夜深人静,非石守在思庸宫内,安静地等着。
良久,从黑暗的小屋中,有人弯腰掀开门帘,缓步走出。
他的身形修长,手指染着淡淡的香气,立在门口,苍白的月色落在他的身上,好似为他遮上一层银纱。
那秀美漂亮的容颜带着清隽的笑意,“不是让你去歇着了吗?何必候着。”
非石小心地奉上巾子,“您这一回,进去得久了些。”
他的语气变得紧张了起来。
“公子,是不是要请皇后娘娘再寻真人?要是那位再……”
“莫要痴了,这祸根本在我身,如何能一直靠外物、外人压制?”公西子羽接过热巾子包裹住手指,轻轻按捏着缓解关节的酸。
“非石,我的劫数来了。
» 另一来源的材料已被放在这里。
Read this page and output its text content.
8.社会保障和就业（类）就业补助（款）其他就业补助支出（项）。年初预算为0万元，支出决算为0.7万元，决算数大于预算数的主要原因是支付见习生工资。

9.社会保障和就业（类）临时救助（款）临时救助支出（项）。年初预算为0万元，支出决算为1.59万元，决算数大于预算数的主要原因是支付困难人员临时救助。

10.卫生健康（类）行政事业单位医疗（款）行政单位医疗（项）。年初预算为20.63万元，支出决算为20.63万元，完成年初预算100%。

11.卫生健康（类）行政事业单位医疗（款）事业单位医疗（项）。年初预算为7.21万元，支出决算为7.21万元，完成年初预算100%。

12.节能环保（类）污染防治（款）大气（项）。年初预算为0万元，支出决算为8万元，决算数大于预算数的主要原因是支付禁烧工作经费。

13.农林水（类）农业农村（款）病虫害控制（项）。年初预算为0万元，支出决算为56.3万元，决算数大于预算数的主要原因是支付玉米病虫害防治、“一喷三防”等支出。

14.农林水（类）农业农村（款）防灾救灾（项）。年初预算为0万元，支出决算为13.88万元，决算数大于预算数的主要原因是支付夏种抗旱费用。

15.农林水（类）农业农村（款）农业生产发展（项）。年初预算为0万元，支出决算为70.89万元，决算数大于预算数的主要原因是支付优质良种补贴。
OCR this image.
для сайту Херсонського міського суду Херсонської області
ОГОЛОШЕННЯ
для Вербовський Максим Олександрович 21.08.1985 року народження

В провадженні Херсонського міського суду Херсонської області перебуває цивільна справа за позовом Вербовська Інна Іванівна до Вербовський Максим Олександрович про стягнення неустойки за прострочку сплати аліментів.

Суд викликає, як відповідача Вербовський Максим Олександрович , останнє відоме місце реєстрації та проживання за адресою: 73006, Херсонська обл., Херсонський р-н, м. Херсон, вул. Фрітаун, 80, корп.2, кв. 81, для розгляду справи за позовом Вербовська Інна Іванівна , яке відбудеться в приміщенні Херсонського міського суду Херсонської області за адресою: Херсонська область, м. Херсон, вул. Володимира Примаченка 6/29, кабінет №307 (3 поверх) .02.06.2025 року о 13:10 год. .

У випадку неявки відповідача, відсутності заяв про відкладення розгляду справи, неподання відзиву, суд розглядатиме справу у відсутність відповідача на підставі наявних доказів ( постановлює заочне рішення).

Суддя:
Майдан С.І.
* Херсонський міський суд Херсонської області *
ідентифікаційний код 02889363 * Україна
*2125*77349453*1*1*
”
他的声音温如珠玉,细听,甚有几许笑意。
非石脸色微白,低着头不敢言语。
莫大的惶恐压得他喘不过气来,近身伺候公西子羽,他再清楚不过这意味着什么。
翌日,天光破晓。
史馆内的鹿安清一夜无事。
没有意外,没有灾祸。
他揉着发痛的手腕,拧着眉思索,难道是外面守着人,便可以阻止那只灾祸再来?
他本还打算今日再出事,便将这事报给史馆。
他的目光,幽幽落在了外间的明武身上。
明武莫名打了个寒颤。
……还是说,因为此地为史馆?
【作者有话说】
非石:因为我家公子的压制,不用谢。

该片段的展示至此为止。